On Tuesday, the House Labor-HHS Appropriations Subcommittee approved its FY 2020 funding bill along party lines. Amendments to the bill were held until full Committee markup, which is expected to be held on Wednesday, May 8th.
The bill provides $11.7 billion over FY 2019 levels, a 6.2% overall increase and is in marked contrast to the Administration’s budget proposal that would have cut 10% from current funding levels. Big winners in the bill are the National Institutes of Health, which received a $2 billion increase, as well as a $4 billion increase for early childhood programming. Within the Department of Education, over $4 billion in additional funding was provided for K-12 and postsecondary education. Overall funding for the Department increased by six percent.
Key Republicans on the Subcommittee expressed their concern that $11.7 in new spending would not be supported by the Administration and they highlighted the need for an overall budget agreement between the House and Senate, for which only initial discussions have begun, to avoid a potential government shutdown later this year.
While some individual program spending lines can be found in the legislative text, as well as the Subcommittee’s summary document, the exact funding for adult education and many other programs will be unveiled when the Committee Report is released on May 7th, in advance of full Committee markup on May 8th.

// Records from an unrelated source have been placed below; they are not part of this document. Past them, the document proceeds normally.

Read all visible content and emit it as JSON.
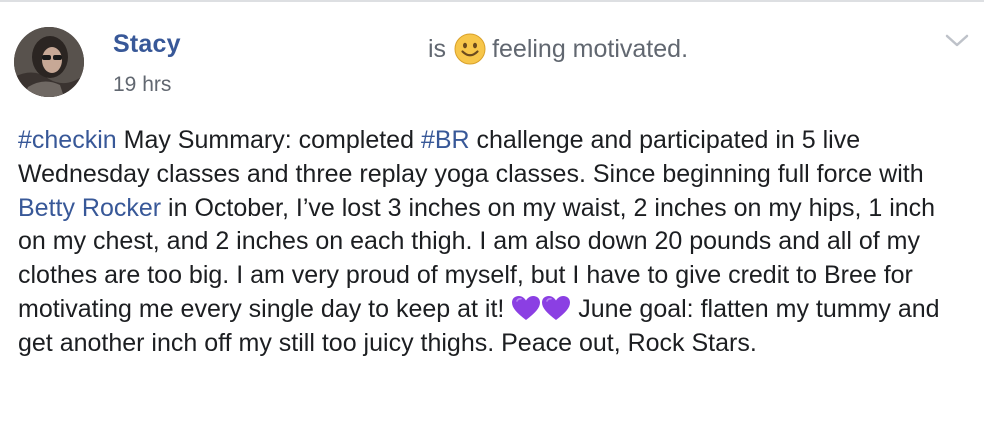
{
  "post": {
    "author": "Stacy",
    "timestamp": "19 hrs",
    "feeling": {
      "prefix": "is",
      "emoji_icon": "slightly-smiling-face-icon",
      "text": "feeling motivated."
    },
    "menu_icon": "chevron-down-icon",
    "body": {
      "p1": "#checkin",
      "p2": " May Summary: completed ",
      "p3": "#BR",
      "p4": " challenge and participated in 5 live Wednesday classes and three replay yoga classes. Since beginning full force with ",
      "p5": "Betty Rocker",
      "p6": " in October, I’ve lost 3 inches on my waist, 2 inches on my hips, 1 inch on my chest, and 2 inches on each thigh. I am also down 20 pounds and all of my clothes are too big. I am very proud of myself, but I have to give credit to Bree for motivating me every single day to keep at it! ",
      "heart_icon": "purple-heart-icon",
      "p7": " June goal: flatten my tummy and get another inch off my still too juicy thighs. Peace out, Rock Stars."
    }
  },
  "colors": {
    "link": "#385898",
    "meta": "#616770",
    "text": "#1c1e21",
    "heart": "#8b3fe3",
    "emoji": "#f7c64a"
  }
}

Hill insiders indicate that the prospects appear strong for adult education to receive a modest increase in the House Labor-HHS bill, and we will report to you next week on the actual funding level that is included.
Once full Committee markup has been completed, the House leadership plans to attach the Labor-HHS bill to the Defense Appropriations bill and bring it to the House floor for a vote before June 30th.
The Senate does not yet have a timetable for its FY 2020 appropriations markups, but Senate Appropriations Chairman Richard Shelby (R-AL) indicated he would not mark up any bills until negotiations on a top line budget agreement are completed.
It is expected that the House Labor-HHS bill will have more funding available than its Senate counterpart bill (whenever it moves forward), and we will need your help to make the case for adult education funding through each stage of the appropriations process.